84: 2017/04/19(水) 19:59:48.88 ID:nhXCd10e0

      *

「――断られたぁ!?」

 同日、テレビ局。
 番組の収録後のちょっとした世間話の場で、前川みくは信じられないような話を聞いていた。

「そうなんだよー。あのライブの後、確実に『来る』って思ったからオファーしたんだけどね。いやぁ、まさか断られるとは思わなかったよ」

 あっはっは、と笑いながらとあるバラエティ番組のディレクターは言った。ゴールデンタイムに放送され、視聴率も上々。
 そんな、すべての芸能人にとっては出演すること自体が『大きなチャンス』となるような番組だ。
 新人にとってはその機会なんて喉から手が出るほど欲しいはずで……断るなんて、意味がわからない。

「でも、アーニャちゃん、絶対にバラエティにも向いてると思うんだよね。
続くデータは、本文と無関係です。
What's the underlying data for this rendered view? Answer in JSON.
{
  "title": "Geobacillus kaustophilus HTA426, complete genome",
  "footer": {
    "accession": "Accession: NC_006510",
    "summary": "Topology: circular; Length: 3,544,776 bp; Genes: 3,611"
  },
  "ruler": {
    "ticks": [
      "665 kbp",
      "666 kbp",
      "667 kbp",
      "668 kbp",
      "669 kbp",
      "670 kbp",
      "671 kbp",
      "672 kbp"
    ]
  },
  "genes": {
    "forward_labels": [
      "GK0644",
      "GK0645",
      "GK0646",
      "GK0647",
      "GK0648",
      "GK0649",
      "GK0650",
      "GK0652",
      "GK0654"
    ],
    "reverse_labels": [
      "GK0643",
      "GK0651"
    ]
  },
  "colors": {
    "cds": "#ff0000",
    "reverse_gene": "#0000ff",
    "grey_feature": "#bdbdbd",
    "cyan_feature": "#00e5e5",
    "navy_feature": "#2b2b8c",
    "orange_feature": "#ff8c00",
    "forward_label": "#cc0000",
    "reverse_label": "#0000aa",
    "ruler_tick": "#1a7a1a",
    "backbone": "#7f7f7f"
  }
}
私の勘は当たるし……みくちゃんの話を聞いている限り、そんな感じだしねー」

 ディレクターは笑いながら言うが、みくはほとんどその話を聞けていなかった。
 アナスタシアが――正確には、そのプロデューサーであるPだが――この仕事を断るということが、信じられなかったのだ。

「どう、して……」

 みくがやっとのことで発することのできた言葉はそれだけだった。ディレクターは言った。
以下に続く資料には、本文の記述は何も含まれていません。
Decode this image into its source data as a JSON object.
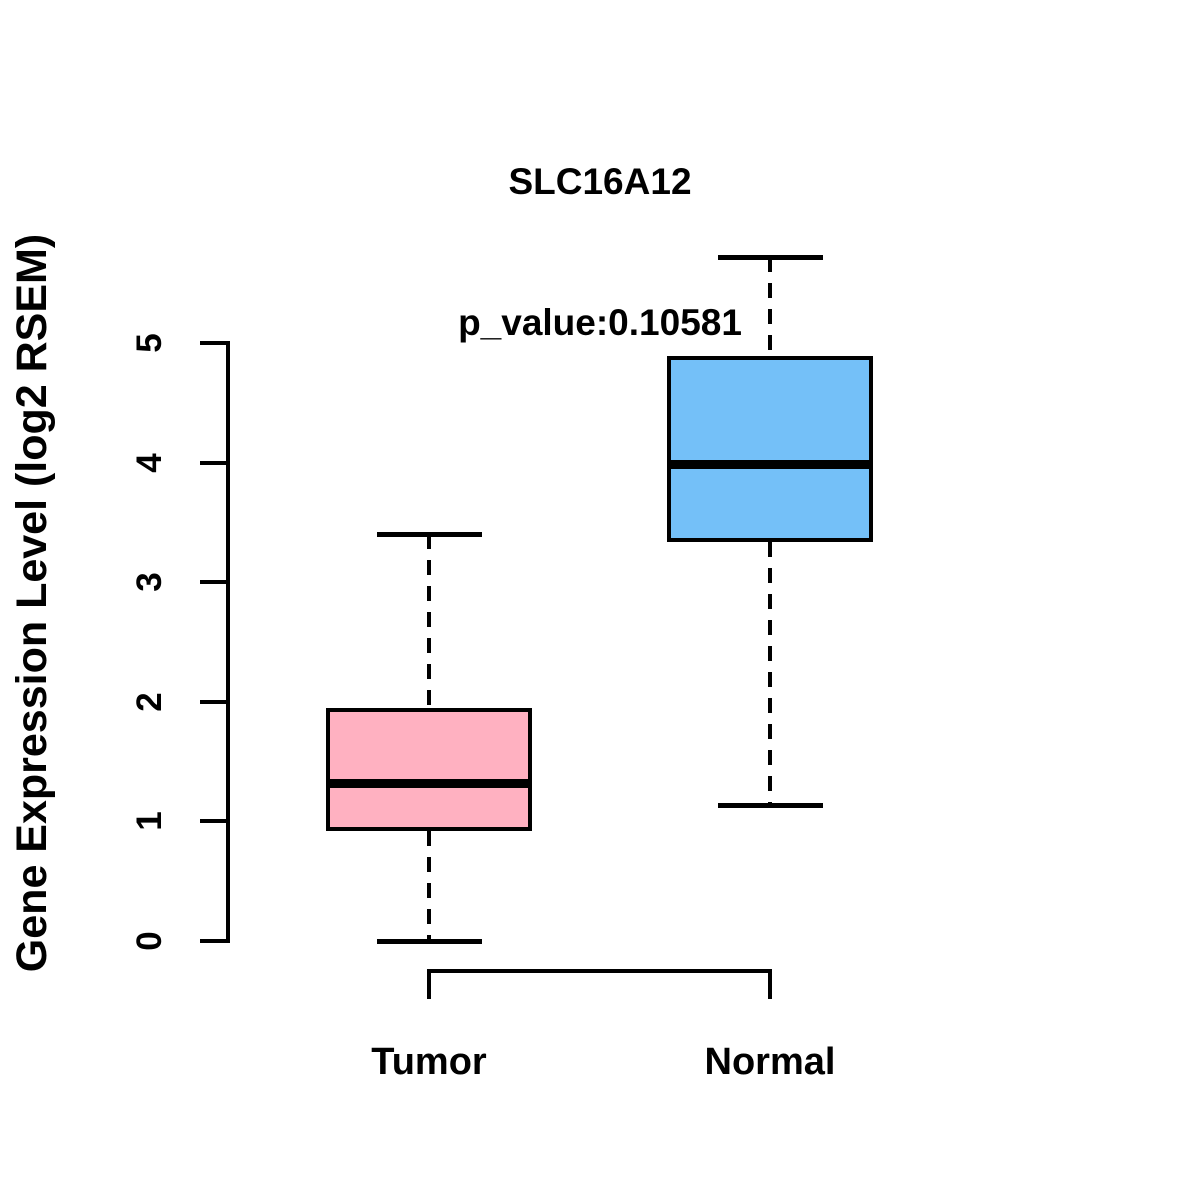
{
  "chart_data": {
    "type": "boxplot",
    "title": "SLC16A12",
    "subtitle": "p_value:0.10581",
    "ylabel": "Gene Expression Level (log2 RSEM)",
    "xlabel": "",
    "categories": [
      "Tumor",
      "Normal"
    ],
    "series": [
      {
        "name": "Tumor",
        "whisker_low": 0.0,
        "q1": 0.92,
        "median": 1.32,
        "q3": 1.95,
        "whisker_high": 3.4,
        "fill_color": "#FFB1C1"
      },
      {
        "name": "Normal",
        "whisker_low": 1.14,
        "q1": 3.34,
        "median": 3.98,
        "q3": 4.89,
        "whisker_high": 5.72,
        "fill_color": "#74C0F8"
      }
    ],
    "yticks": [
      0,
      1,
      2,
      3,
      4,
      5
    ],
    "ylim": [
      0,
      5
    ],
    "grid": false,
    "legend": "none",
    "line_color": "#000000",
    "background_color": "#FFFFFF"
  }
}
「アーニャちゃんのプロデューサー曰く、『まだ』出演できないって話だし、時期が悪い、っていうことかな。この番組だけじゃなく、バラエティ番組の出演依頼はだいたい断っているみたいだし……アイドルのことはよく知らないけど、うん、理解できないことはないよ。私なら絶対に出演させるけどね」

 一つを除いて、みくも同じ意見だった、みくなら、こんな仕事は断らない。絶対に出演させるだろう。

 そして、除かれた一つこそが重要だった。
 アナスタシアのプロデューサーが、Pが、この仕事を断った意味。
 それが理解できなかったのである。 

 ――あるいは、理解したくなかっただけなのかもしれないが。